The twin surveys are interesting reading, but these numbers
don’t tell us more than we already know about the two communities. There are
points of general agreement, such as a belief in both a thriving Israel and
Diaspora. But Israeli Jews clearly lean to the right politically, while American
Jews are overwhelming liberal in their points of view about a host of issues.
Yet if you were looking for an answer to explain that key
divergence about seeing each other as part of the same family, it would be a
mistake to get lost in the weeds as we delve through the numbers.
A lot of the discrepancies, especially on Trump and
Jerusalem, can easily be explained by partisan affiliation rather than
fundamental disagreements. A majority of American Jews are liberals and
Democrats. They despise Trump and see everything he does in a negative light,
even something like moving the embassy, which was once a consensus issue among
American Jews. Their attitudes about the Israeli government are similarly
influenced by partisanship.
But if American Jews are less inclined to care deeply about
the ties that ought to unite these two branches of the Jewish people, it would
be foolish to view policy or partisan differences as the main point of
It’s true that for some, anger about the “occupation”
or resentment about pluralism might be driving some them away from Israel. But
at the heart of the matter is a declining sense of Jewish peoplehood on the part
of many American Jews, not their views of Trump or Netanyahu.

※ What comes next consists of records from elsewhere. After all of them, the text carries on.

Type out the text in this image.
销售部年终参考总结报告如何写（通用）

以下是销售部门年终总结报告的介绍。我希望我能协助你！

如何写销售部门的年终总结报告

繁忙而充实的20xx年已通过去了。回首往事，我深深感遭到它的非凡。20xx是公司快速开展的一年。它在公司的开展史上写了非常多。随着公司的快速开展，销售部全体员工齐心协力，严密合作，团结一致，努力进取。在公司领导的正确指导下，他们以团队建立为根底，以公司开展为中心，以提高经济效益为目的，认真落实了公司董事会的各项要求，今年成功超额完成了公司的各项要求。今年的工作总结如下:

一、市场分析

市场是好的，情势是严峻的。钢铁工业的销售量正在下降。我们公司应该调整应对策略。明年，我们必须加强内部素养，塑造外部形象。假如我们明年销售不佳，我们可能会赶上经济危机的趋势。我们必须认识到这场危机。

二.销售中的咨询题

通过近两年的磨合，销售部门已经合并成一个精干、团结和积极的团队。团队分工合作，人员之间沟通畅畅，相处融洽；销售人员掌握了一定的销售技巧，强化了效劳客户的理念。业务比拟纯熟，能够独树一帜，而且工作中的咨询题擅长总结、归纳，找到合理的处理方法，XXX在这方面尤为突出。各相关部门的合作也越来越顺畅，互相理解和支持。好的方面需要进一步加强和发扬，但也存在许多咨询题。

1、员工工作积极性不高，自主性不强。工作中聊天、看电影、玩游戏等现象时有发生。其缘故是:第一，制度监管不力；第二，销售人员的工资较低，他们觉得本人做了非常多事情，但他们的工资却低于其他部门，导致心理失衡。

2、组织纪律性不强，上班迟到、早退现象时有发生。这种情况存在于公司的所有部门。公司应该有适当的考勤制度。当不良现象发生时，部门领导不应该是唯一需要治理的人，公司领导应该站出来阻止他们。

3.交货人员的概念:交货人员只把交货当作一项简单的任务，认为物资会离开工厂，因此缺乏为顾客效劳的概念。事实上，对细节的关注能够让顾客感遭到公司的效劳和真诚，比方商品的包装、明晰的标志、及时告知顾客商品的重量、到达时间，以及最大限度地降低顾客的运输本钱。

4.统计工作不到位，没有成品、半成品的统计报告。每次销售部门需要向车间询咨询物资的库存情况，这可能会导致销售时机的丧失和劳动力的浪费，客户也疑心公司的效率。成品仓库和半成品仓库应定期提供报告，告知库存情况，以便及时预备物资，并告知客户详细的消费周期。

Chabon’s address to the graduating class of Reform rabbis at the
Hebrew Union College-Institute of Religion, in which he blasted not merely
Israeli policies but also the whole idea of promoting in-marriage, provoked
controversy. But the real problem is that his views reflect the reality first
explored by Pew that a growing number of American Jews agree with him about the
value of preserving a distinct Jewish people. In an American culture that sees
all parochial beliefs as suspect, if not racist, many Jews eye Israel with
suspicion or no longer value the connection to a Jewish state. It’s not so
much that Israel is identified with the right or doing anything that outrages
Americans as it is bound up with ideas about nationalism and identity that many
Jews have come to revile.
It is this problem rather than mere differences over the peace process, pluralism or even Trump that those who wish to strengthen ties between Israelis and Americans must address. If American Jews truly wish to preserve our extended Jewish family, then they need to look to actions that reinforce their Jewish identity and understanding of the importance of Israel and Zionism, and not be distracted by a partisan divide that, while significant, doesn’t get to the heart of the problem.